Stanisław Popek — is a Professor of Social Sciences, employed at the College of Management Sciences and Quality, Institute of Quality and Product Management Sciences of the Cracow University of Economics. As an academic teacher and researcher, his scientific interests lie in the quality of food products, quality management, and consumer behavior in the food market.
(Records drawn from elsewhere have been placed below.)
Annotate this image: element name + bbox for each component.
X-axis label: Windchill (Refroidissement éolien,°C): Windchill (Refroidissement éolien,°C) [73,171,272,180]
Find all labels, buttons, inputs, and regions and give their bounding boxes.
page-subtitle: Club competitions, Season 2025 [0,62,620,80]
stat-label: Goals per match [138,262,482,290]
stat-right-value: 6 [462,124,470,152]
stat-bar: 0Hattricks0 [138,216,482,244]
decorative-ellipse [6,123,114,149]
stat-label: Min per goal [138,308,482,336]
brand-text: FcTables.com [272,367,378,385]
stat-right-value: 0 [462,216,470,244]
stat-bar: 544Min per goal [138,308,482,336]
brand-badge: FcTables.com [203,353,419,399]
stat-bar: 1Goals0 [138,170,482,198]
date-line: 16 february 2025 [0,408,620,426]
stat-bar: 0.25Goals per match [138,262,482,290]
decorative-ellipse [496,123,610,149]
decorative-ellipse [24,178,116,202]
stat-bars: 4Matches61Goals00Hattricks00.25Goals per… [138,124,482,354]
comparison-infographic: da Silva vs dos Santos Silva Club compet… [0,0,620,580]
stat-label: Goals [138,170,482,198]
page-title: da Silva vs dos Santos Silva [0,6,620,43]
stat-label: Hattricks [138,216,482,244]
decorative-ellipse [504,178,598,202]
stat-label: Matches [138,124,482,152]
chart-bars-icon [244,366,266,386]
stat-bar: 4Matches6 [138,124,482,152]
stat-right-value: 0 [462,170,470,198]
Bogdan Pachołek — is an assistant professor at the University of Economics and Business in Poznań. Employed at the Product Marketing Department at the Marketing Institute. His research and teaching interests focus on consumer behavior, food innovation design and development, and product management.